The pharmaceutical industry also needs to carefully consider how Strategy I and Strategy P will deliver reimbursement and revenue. I discussed how modern value/outcome based pricing models are rightly aligning reimbursement with individual patient outcomes; individual patient outcomes are both the present and the future of reimbursement. The pharmaceutical industry must therefore embrace the challenge of employing Personalised Dosing to achieve the best outcome for each and every patient; it is what both patients and payers want, and it is therefore in their commercial interests to produce a wide range of doses to enable each patient to find the dose that works best for them. Do this, and companies will maximise their chance of having a happy “customer” and a continued revenue source (Insulin glargine (brand name Lantus) yielded >$70 billion in lifetime sales because it did this very well). The benefits of a subscription based pricing model for drugs was also introduced, whereby reimbursement is fixed whilst the patient remains (happily) on the drug (i.e. pricing is independent of the dose). I also discussed how both the pharmaceutical industry and regulators should utilise modern technologies to deliver a much better product to the “user”, the physician/patient. Current drug labels are verbose and not user friendly. In addition, post approval data that records patient engagement, adherence and PROs could, with permission, be collected across willing patients to enable multiple stakeholders (regulators, patient advocacy groups, payers) to further learn how different dosing regimens perform in a real world setting.
Finally, I introduced the value of using adaptive randomisation to most efficiently and ethically determining Population D-E-R relationships. This “learn as we go” approach starts with a randomisation schedule that supports a very wide dose range, and then “zeros in” on the optimal (most informative) doses based on updates to the randomisation allocations determined by a DMC. Adaptive randomisation is most valuable when our initial assumptions about the location and shape of the D-E-R relationships are imperfect. The ASTIN and AWARD-5 trials are two excellent examples that successfully employed adaptive randomisation; however the general scarcity of such trials for D-E-R trials would suggest the considerable advantages of these trials is currently not well understood. These adaptive trial designs can most quickly and cheaply quantify D-E-R relationships for both efficacy and safety, and hence should be a central component of any modern drug development program.
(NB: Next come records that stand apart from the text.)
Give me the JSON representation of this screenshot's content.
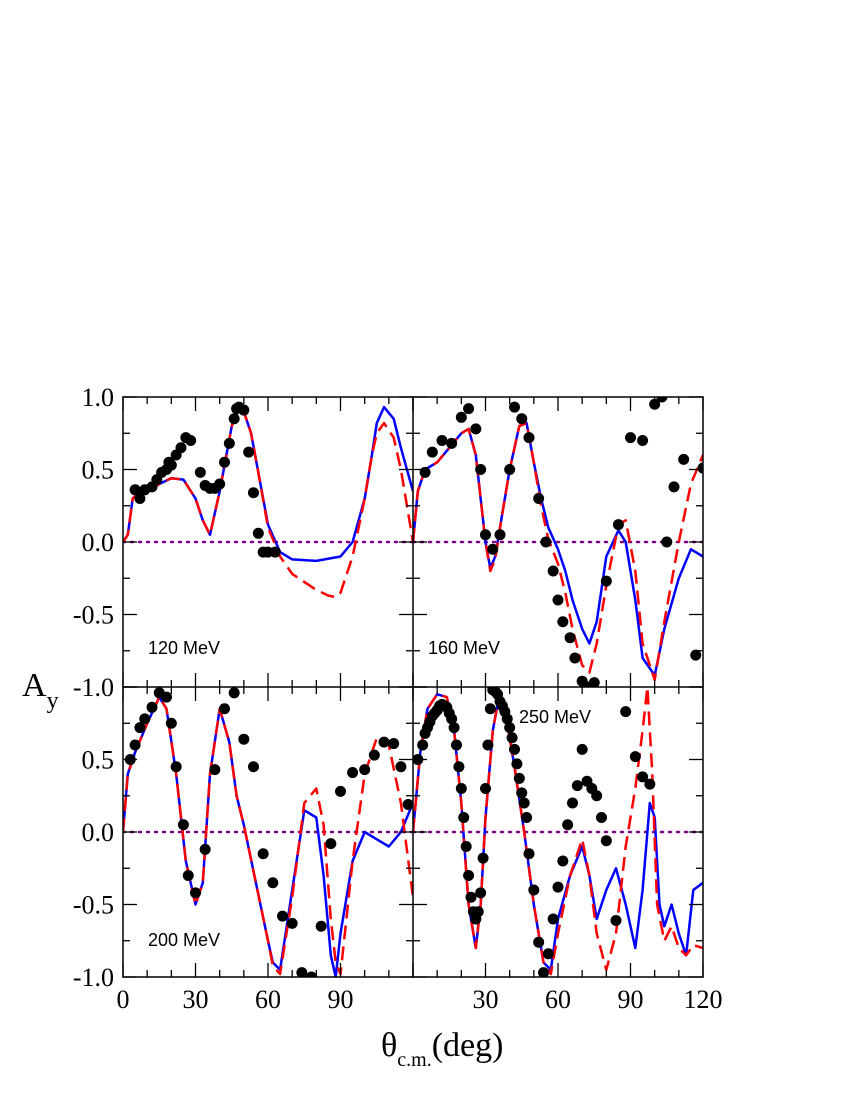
{
  "chart_data": {
    "type": "line",
    "xlabel": "θc.m.(deg)",
    "xlabel_main": "θ",
    "xlabel_sub": "c.m.",
    "xlabel_unit": "(deg)",
    "ylabel": "Ay",
    "ylabel_main": "A",
    "ylabel_sub": "y",
    "xlim": [
      0,
      120
    ],
    "ylim": [
      -1.0,
      1.0
    ],
    "x_tick_labels": [
      "0",
      "30",
      "60",
      "90",
      "120"
    ],
    "y_tick_labels": [
      "1.0",
      "0.5",
      "0.0",
      "-0.5",
      "-1.0"
    ],
    "layout": "2x2 shared axes",
    "panels": [
      {
        "label": "120 MeV",
        "series": [
          {
            "style": "solid",
            "color": "#0000ff",
            "x": [
              0,
              2,
              4,
              6,
              10,
              15,
              20,
              25,
              30,
              33,
              36,
              40,
              45,
              48,
              50,
              53,
              56,
              60,
              65,
              70,
              80,
              90,
              95,
              100,
              103,
              105,
              108,
              112,
              115,
              120
            ],
            "y": [
              0,
              0.05,
              0.3,
              0.33,
              0.35,
              0.4,
              0.44,
              0.43,
              0.3,
              0.15,
              0.05,
              0.35,
              0.8,
              0.92,
              0.9,
              0.75,
              0.48,
              0.12,
              -0.07,
              -0.12,
              -0.13,
              -0.1,
              0,
              0.3,
              0.6,
              0.82,
              0.93,
              0.85,
              0.65,
              0.35
            ]
          },
          {
            "style": "dashed",
            "color": "#ff0000",
            "x": [
              0,
              2,
              4,
              6,
              10,
              15,
              20,
              25,
              30,
              33,
              36,
              40,
              45,
              48,
              50,
              53,
              56,
              60,
              65,
              70,
              80,
              85,
              88,
              90,
              95,
              100,
              103,
              105,
              108,
              112,
              115,
              120
            ],
            "y": [
              0,
              0.05,
              0.3,
              0.33,
              0.35,
              0.4,
              0.44,
              0.43,
              0.3,
              0.15,
              0.05,
              0.35,
              0.8,
              0.92,
              0.9,
              0.75,
              0.48,
              0.1,
              -0.1,
              -0.22,
              -0.33,
              -0.37,
              -0.38,
              -0.35,
              -0.1,
              0.3,
              0.6,
              0.75,
              0.82,
              0.72,
              0.5,
              0.0
            ]
          },
          {
            "style": "points",
            "color": "#000000",
            "x": [
              5,
              7,
              9,
              12,
              14,
              16,
              18,
              19,
              20,
              22,
              24,
              26,
              28,
              32,
              34,
              36,
              38,
              40,
              42,
              44,
              46,
              47,
              48,
              50,
              52,
              54,
              56,
              58,
              60,
              63
            ],
            "y": [
              0.36,
              0.3,
              0.36,
              0.38,
              0.43,
              0.48,
              0.5,
              0.55,
              0.53,
              0.6,
              0.65,
              0.72,
              0.7,
              0.48,
              0.39,
              0.37,
              0.37,
              0.4,
              0.55,
              0.68,
              0.85,
              0.92,
              0.93,
              0.91,
              0.62,
              0.34,
              0.06,
              -0.07,
              -0.07,
              -0.07
            ]
          }
        ]
      },
      {
        "label": "160 MeV",
        "series": [
          {
            "style": "solid",
            "color": "#0000ff",
            "x": [
              0,
              2,
              5,
              10,
              15,
              20,
              23,
              26,
              30,
              32,
              34,
              37,
              40,
              44,
              47,
              50,
              53,
              56,
              60,
              63,
              66,
              70,
              73,
              76,
              80,
              85,
              88,
              92,
              95,
              100,
              104,
              110,
              115,
              120
            ],
            "y": [
              0,
              0.35,
              0.5,
              0.55,
              0.65,
              0.75,
              0.78,
              0.6,
              0.0,
              -0.18,
              -0.1,
              0.2,
              0.5,
              0.8,
              0.82,
              0.55,
              0.3,
              0.1,
              -0.05,
              -0.2,
              -0.4,
              -0.6,
              -0.7,
              -0.55,
              -0.1,
              0.08,
              0.0,
              -0.4,
              -0.8,
              -0.92,
              -0.6,
              -0.25,
              -0.05,
              -0.1
            ]
          },
          {
            "style": "dashed",
            "color": "#ff0000",
            "x": [
              0,
              2,
              5,
              10,
              15,
              20,
              23,
              26,
              30,
              32,
              34,
              37,
              40,
              44,
              47,
              50,
              53,
              56,
              60,
              63,
              66,
              70,
              73,
              76,
              80,
              85,
              88,
              92,
              95,
              100,
              104,
              110,
              115,
              120
            ],
            "y": [
              0,
              0.35,
              0.5,
              0.55,
              0.65,
              0.75,
              0.78,
              0.6,
              0.0,
              -0.2,
              -0.12,
              0.2,
              0.5,
              0.8,
              0.82,
              0.55,
              0.25,
              0.02,
              -0.15,
              -0.35,
              -0.6,
              -0.85,
              -0.9,
              -0.7,
              -0.3,
              0.12,
              0.15,
              -0.2,
              -0.7,
              -0.95,
              -0.55,
              0.0,
              0.4,
              0.6
            ]
          },
          {
            "style": "points",
            "color": "#000000",
            "x": [
              5,
              8,
              12,
              16,
              20,
              23,
              26,
              28,
              30,
              33,
              36,
              40,
              42,
              45,
              48,
              52,
              55,
              58,
              60,
              62,
              65,
              67,
              70,
              72,
              75,
              80,
              85,
              90,
              95,
              100,
              103,
              105,
              108,
              112,
              117,
              120
            ],
            "y": [
              0.48,
              0.62,
              0.7,
              0.68,
              0.86,
              0.92,
              0.78,
              0.5,
              0.05,
              -0.05,
              0.05,
              0.5,
              0.93,
              0.85,
              0.72,
              0.3,
              0.0,
              -0.2,
              -0.4,
              -0.55,
              -0.66,
              -0.8,
              -0.96,
              -1.0,
              -0.97,
              -0.27,
              0.12,
              0.72,
              0.7,
              0.95,
              1.0,
              0.0,
              0.38,
              0.57,
              -0.78,
              0.51
            ]
          }
        ]
      },
      {
        "label": "200 MeV",
        "series": [
          {
            "style": "solid",
            "color": "#0000ff",
            "x": [
              0,
              2,
              5,
              10,
              15,
              18,
              22,
              26,
              30,
              33,
              36,
              40,
              44,
              47,
              50,
              55,
              60,
              62,
              65,
              70,
              75,
              80,
              83,
              86,
              88,
              90,
              95,
              100,
              105,
              110,
              115,
              120
            ],
            "y": [
              0,
              0.4,
              0.55,
              0.75,
              0.93,
              0.85,
              0.4,
              -0.2,
              -0.5,
              -0.35,
              0.4,
              0.85,
              0.62,
              0.25,
              0.05,
              -0.35,
              -0.75,
              -0.9,
              -0.95,
              -0.4,
              0.15,
              0.1,
              -0.3,
              -0.85,
              -1.0,
              -0.7,
              -0.2,
              0.0,
              -0.05,
              -0.1,
              0.0,
              0.2
            ]
          },
          {
            "style": "dashed",
            "color": "#ff0000",
            "x": [
              0,
              2,
              5,
              10,
              15,
              18,
              22,
              26,
              30,
              33,
              36,
              40,
              44,
              47,
              50,
              55,
              60,
              62,
              65,
              70,
              75,
              80,
              83,
              86,
              88,
              90,
              95,
              100,
              105,
              110,
              115,
              120
            ],
            "y": [
              0,
              0.4,
              0.55,
              0.75,
              0.93,
              0.85,
              0.4,
              -0.2,
              -0.5,
              -0.35,
              0.4,
              0.85,
              0.62,
              0.25,
              0.05,
              -0.35,
              -0.75,
              -0.92,
              -0.98,
              -0.45,
              0.2,
              0.3,
              0.05,
              -0.6,
              -0.9,
              -0.98,
              -0.2,
              0.4,
              0.65,
              0.6,
              0.2,
              -0.45
            ]
          },
          {
            "style": "points",
            "color": "#000000",
            "x": [
              3,
              5,
              7,
              9,
              12,
              15,
              18,
              20,
              22,
              25,
              27,
              30,
              34,
              38,
              42,
              46,
              50,
              54,
              58,
              62,
              66,
              70,
              74,
              78,
              82,
              86,
              90,
              95,
              100,
              104,
              108,
              112,
              115,
              118
            ],
            "y": [
              0.5,
              0.6,
              0.72,
              0.78,
              0.86,
              0.96,
              0.93,
              0.75,
              0.45,
              0.05,
              -0.3,
              -0.42,
              -0.12,
              0.43,
              0.85,
              0.96,
              0.64,
              0.45,
              -0.15,
              -0.35,
              -0.58,
              -0.63,
              -0.97,
              -1.0,
              -0.65,
              -0.08,
              0.28,
              0.41,
              0.43,
              0.53,
              0.62,
              0.61,
              0.45,
              0.19
            ]
          }
        ]
      },
      {
        "label": "250 MeV",
        "series": [
          {
            "style": "solid",
            "color": "#0000ff",
            "x": [
              0,
              3,
              6,
              10,
              14,
              17,
              20,
              23,
              26,
              28,
              30,
              33,
              36,
              38,
              42,
              46,
              50,
              54,
              57,
              60,
              65,
              70,
              73,
              76,
              80,
              84,
              88,
              92,
              95,
              98,
              100,
              102,
              104,
              107,
              110,
              113,
              116,
              120
            ],
            "y": [
              0,
              0.55,
              0.85,
              0.95,
              0.93,
              0.7,
              0.2,
              -0.5,
              -0.8,
              -0.5,
              0.1,
              0.7,
              0.97,
              0.85,
              0.45,
              0.0,
              -0.5,
              -0.9,
              -0.95,
              -0.6,
              -0.3,
              -0.1,
              -0.3,
              -0.6,
              -0.4,
              -0.25,
              -0.5,
              -0.8,
              -0.4,
              0.2,
              0.1,
              -0.5,
              -0.65,
              -0.5,
              -0.7,
              -0.85,
              -0.4,
              -0.35
            ]
          },
          {
            "style": "dashed",
            "color": "#ff0000",
            "x": [
              0,
              3,
              6,
              10,
              14,
              17,
              20,
              23,
              26,
              28,
              30,
              33,
              36,
              38,
              42,
              46,
              50,
              54,
              57,
              60,
              65,
              70,
              73,
              76,
              80,
              84,
              88,
              92,
              95,
              97,
              99,
              101,
              104,
              107,
              110,
              113,
              116,
              120
            ],
            "y": [
              0,
              0.55,
              0.85,
              0.95,
              0.93,
              0.7,
              0.2,
              -0.5,
              -0.8,
              -0.5,
              0.1,
              0.7,
              0.97,
              0.85,
              0.45,
              0.0,
              -0.5,
              -0.9,
              -0.98,
              -0.7,
              -0.3,
              -0.05,
              -0.3,
              -0.7,
              -0.95,
              -0.7,
              -0.1,
              0.3,
              0.7,
              1.0,
              0.4,
              -0.5,
              -0.75,
              -0.65,
              -0.8,
              -0.85,
              -0.78,
              -0.8
            ]
          },
          {
            "style": "points",
            "color": "#000000",
            "x": [
              2,
              4,
              5,
              6,
              7,
              8,
              9,
              10,
              11,
              12,
              13,
              14,
              15,
              16,
              17,
              18,
              19,
              20,
              21,
              22,
              23,
              24,
              25,
              26,
              27,
              28,
              29,
              30,
              31,
              32,
              33,
              34,
              35,
              36,
              37,
              38,
              39,
              40,
              41,
              42,
              43,
              44,
              45,
              46,
              47,
              48,
              50,
              52,
              54,
              56,
              58,
              60,
              62,
              64,
              66,
              68,
              70,
              72,
              74,
              76,
              78,
              80,
              84,
              88,
              92,
              95,
              98
            ],
            "y": [
              0.5,
              0.6,
              0.68,
              0.72,
              0.76,
              0.8,
              0.82,
              0.84,
              0.87,
              0.88,
              0.87,
              0.86,
              0.82,
              0.78,
              0.72,
              0.6,
              0.45,
              0.3,
              0.1,
              -0.1,
              -0.3,
              -0.45,
              -0.55,
              -0.6,
              -0.55,
              -0.42,
              -0.18,
              0.3,
              0.6,
              0.85,
              0.98,
              0.97,
              0.95,
              0.9,
              0.87,
              0.83,
              0.78,
              0.72,
              0.65,
              0.57,
              0.47,
              0.37,
              0.27,
              0.2,
              0.1,
              -0.15,
              -0.4,
              -0.76,
              -0.97,
              -0.84,
              -0.6,
              -0.38,
              -0.2,
              0.05,
              0.2,
              0.32,
              0.57,
              0.35,
              0.3,
              0.25,
              0.1,
              -0.06,
              -0.61,
              0.83,
              0.52,
              0.38,
              0.33
            ]
          }
        ]
      }
    ]
  }
}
At this stage, I hope you are convinced of the “why” – the science tells us that we must seek to understand Population and Individual D-E-R relationships, and why we must always consider Personalised Dosing. Some of the “how” has also been addressed, including the general strategies to obtain Approval P based on Population (average) patient outcomes and Approval I based on individual patient outcomes.
What remains is the technical roadmap for the drug program and supporting trial designs; what does a company wishing to pursue Approval P and/or Approval I need to do, and how should the regulators work with them to ensure the evidence base for approval is as strong as it can be. These are the topics of the remainder of this book (in short, there are no technical barriers…we know how to do it!)